Retomando, já que o romance é permeado por armadilhas deste tipo, à dona Felipa Raposa deve-se a escritura desta obra e ela pode ser avaliada pela ótica feminina. Por este prisma, o poeta tão solitário e misterioso acredita ter mais direito à poesia do que sua esposa. A ela, mulher e mãe resta ouvir, comentar e achar graça. Jamais criar. Sua criação é descartada e perigosamente esquecida próxima a um riacho de águas claras. Novamente aí a figura da água límpida e da natureza a ser descoberta, no caso Felipa. Mas ela foi deixada para trás, em mais uma fuga de Bento. Além disso, é interessante observar no romance, a atuação do Santo Ofício nos países recém colonizados e o terror causado àqueles que dele fugiam. Este é um assunto não muito explorado em termos de história oficial do Brasil, mas que tem encontrado bastante destaque em Romances como Os Rios Turvos.

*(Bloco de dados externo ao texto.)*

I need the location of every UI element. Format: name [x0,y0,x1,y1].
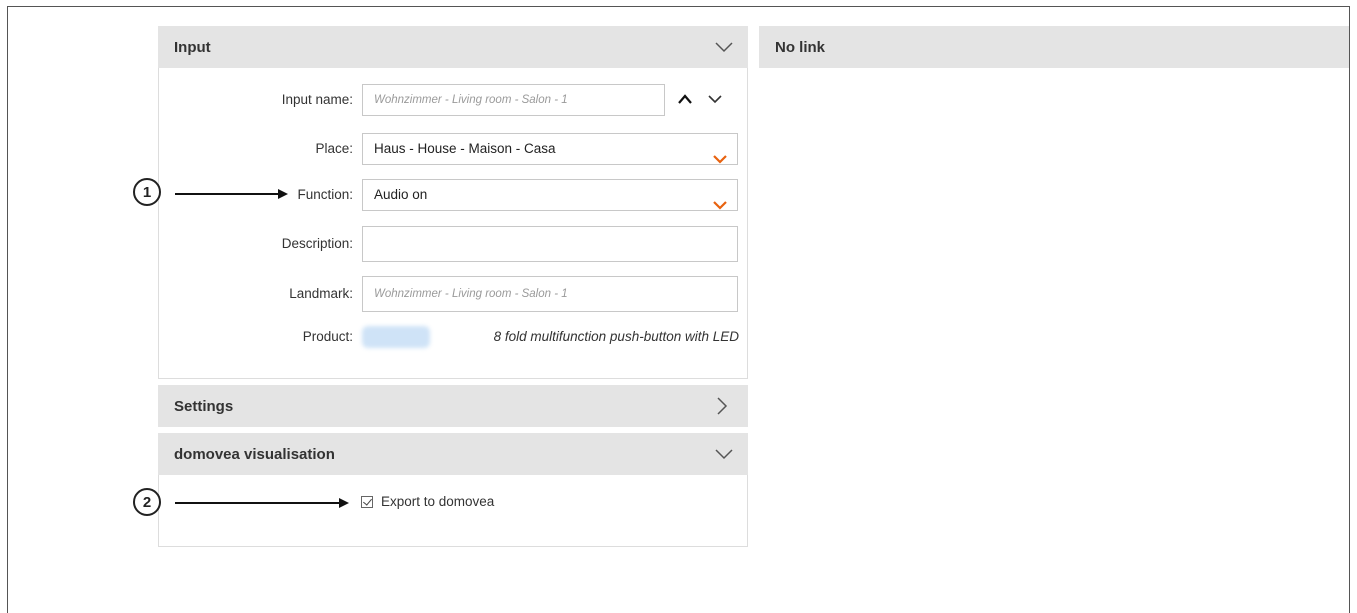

Além deste aspecto, a autora chama a atenção do leitor para a intertextualidade presente, a qual remete para Gil Vicente, Camões, o Valeroso Lucideno e os Diálogos das Grandezas do Brasil.

A história de Bento Teixeira e suas peripécias para livrar-se dos tentáculos da inquisição, do seu destino de judeu errante e das más línguas que feriam sua honra enquanto marido, formam a essência desse livro.

Ao final, fica a sugestão de uma leitura paralela ao romance, além dos textos citados, do trabalho do professor J. Galante de Souza Em Torno do Poeta Bento Teixeira, publicado pelo Instituto de Estudos Brasileiros da USP.

Obra – Os Rios Turvos

Autora – Luzilá Gonçalves Ferreira

Editora Rocco

Maria Helena de Moura Arias

é jornalista e mestre em Literatura Brasileira pela Universidade Estadual de Londrina.